There he avoided contact with people and sneaked up into the balcony to sit in a corner alone. At the end of the sermon, pastor Taylor gave a clear invitation to receive Christ. He said, “If you lack meaning, value, and purpose in life, God loves you.” Sherrer said he collapsed in his chair and prayed.
He called the pastor that afternoon and told him, “I am a Christian.” Taylor rejoiced.
So life began to get better. He enrolled in community college the next year. Later, he got employed in law enforcement, starting as a dispatcher. He went to the police academy and became a deputy sheriff, and after a few years was promoted to detective. His area of specialization was crimes involving children.
Along the way, he slipped a little and accepted the invitation of two Latter-day Saint missionaries to study the Bible with them. Before long he joined the LDS church. He prepared to go on a mission with the Mormons. After studying their theology, he began to realize it was flawed.
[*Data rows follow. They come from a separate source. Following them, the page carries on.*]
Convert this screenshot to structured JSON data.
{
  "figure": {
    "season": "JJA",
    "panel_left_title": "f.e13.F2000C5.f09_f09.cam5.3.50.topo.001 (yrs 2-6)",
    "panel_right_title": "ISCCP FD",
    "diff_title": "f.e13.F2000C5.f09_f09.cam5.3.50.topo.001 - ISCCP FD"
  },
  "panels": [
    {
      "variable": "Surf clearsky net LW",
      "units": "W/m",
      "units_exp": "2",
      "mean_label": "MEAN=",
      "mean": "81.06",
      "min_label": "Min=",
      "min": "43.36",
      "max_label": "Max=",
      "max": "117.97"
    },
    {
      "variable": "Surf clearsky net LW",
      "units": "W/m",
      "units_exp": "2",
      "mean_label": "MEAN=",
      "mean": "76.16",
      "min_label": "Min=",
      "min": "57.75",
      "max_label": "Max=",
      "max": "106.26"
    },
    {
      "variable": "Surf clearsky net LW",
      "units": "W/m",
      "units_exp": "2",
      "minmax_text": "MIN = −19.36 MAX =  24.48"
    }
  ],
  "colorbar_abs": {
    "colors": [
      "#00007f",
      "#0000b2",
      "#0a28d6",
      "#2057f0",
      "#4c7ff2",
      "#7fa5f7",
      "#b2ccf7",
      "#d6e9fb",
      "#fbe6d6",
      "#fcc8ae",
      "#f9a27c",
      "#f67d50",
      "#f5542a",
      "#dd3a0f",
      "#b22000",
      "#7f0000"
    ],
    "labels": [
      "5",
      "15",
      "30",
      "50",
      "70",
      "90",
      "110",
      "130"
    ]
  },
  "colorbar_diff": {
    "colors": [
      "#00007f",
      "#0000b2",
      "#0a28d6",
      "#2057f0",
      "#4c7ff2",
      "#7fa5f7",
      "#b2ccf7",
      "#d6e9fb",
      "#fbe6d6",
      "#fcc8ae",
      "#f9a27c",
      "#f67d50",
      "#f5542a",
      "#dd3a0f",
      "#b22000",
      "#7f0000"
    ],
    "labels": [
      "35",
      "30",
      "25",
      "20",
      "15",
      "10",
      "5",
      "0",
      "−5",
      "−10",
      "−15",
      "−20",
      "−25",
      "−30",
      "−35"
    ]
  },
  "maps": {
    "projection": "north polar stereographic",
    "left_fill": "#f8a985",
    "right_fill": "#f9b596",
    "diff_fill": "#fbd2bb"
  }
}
And at some point he reconnected with Pastor Taylor.
He went back to First Baptist Church. A few years later, he began doing some preaching in the area churches in Laclede County. Director of Missions for the association there, Steven Strauch, became one of his mentors, along with Pastor Taylor.
So a year ago, Taylor asked him to leave law enforcement and join the church staff as middle school pastor. He is now serving there and is also working on a master’s degree in apologetics at Liberty University.
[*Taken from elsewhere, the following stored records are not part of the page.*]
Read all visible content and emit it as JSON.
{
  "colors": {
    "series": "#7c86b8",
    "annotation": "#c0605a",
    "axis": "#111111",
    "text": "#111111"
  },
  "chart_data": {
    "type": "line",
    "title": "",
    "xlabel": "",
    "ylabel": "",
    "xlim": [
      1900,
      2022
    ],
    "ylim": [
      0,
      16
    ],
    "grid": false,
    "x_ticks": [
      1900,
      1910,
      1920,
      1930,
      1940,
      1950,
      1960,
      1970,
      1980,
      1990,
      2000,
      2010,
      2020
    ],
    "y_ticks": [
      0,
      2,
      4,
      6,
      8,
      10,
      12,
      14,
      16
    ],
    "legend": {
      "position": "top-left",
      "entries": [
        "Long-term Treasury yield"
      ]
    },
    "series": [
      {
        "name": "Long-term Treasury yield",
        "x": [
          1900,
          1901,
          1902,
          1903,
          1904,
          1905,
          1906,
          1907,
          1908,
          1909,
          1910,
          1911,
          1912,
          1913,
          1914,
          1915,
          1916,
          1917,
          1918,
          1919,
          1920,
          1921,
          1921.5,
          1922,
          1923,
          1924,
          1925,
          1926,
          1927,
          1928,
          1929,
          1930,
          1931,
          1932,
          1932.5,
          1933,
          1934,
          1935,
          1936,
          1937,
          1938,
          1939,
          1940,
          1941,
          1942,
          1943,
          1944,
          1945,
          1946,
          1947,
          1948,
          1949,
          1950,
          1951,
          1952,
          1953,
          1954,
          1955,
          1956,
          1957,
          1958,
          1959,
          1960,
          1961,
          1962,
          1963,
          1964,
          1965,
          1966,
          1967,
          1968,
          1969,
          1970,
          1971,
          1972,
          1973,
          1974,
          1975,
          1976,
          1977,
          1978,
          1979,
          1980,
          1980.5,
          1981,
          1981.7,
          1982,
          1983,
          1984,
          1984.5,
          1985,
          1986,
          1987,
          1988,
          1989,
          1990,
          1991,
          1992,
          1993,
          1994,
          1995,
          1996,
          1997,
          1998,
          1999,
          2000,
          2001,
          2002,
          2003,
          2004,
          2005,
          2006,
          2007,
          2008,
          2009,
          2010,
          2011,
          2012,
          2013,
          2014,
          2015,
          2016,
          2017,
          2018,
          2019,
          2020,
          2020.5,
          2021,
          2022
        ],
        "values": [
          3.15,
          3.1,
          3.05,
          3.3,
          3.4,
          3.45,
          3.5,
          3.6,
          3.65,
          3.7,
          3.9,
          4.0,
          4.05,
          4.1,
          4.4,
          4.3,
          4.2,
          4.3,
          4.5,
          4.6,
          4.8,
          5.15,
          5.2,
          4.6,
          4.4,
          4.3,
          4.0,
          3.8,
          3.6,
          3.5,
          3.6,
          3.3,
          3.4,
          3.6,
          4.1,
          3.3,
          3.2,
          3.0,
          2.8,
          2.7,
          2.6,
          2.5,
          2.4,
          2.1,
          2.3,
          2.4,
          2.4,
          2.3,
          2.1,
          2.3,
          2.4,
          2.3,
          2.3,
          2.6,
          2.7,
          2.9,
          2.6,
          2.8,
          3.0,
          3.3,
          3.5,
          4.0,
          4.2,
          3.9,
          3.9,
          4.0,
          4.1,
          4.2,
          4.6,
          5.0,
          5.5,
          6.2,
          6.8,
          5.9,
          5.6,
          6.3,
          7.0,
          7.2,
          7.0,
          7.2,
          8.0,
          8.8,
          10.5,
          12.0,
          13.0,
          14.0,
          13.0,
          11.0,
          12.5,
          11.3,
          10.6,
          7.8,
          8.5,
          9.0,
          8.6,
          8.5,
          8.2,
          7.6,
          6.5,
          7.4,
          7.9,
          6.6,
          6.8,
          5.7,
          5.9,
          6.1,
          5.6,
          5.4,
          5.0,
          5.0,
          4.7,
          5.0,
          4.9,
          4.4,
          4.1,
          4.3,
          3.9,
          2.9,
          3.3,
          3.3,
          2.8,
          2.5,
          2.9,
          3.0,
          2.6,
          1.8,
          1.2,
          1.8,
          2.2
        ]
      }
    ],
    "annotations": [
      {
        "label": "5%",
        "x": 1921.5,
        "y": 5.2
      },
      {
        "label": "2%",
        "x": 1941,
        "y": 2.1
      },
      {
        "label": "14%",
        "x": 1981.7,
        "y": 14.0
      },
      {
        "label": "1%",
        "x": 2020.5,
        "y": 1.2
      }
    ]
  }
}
He now has to deal with objections to Christianity that skeptical kids throw out to him in youth group. And he has talked a lot about these objections from both sides of the debate in his lifetime.
He recently joined the Missouri Baptist Apologetics Network. He feels he has some things to offer to Missouri Baptist churches in the areas of responding to atheism, Mormonism, as well as how to engage with people using apologetics as an evangelism tool.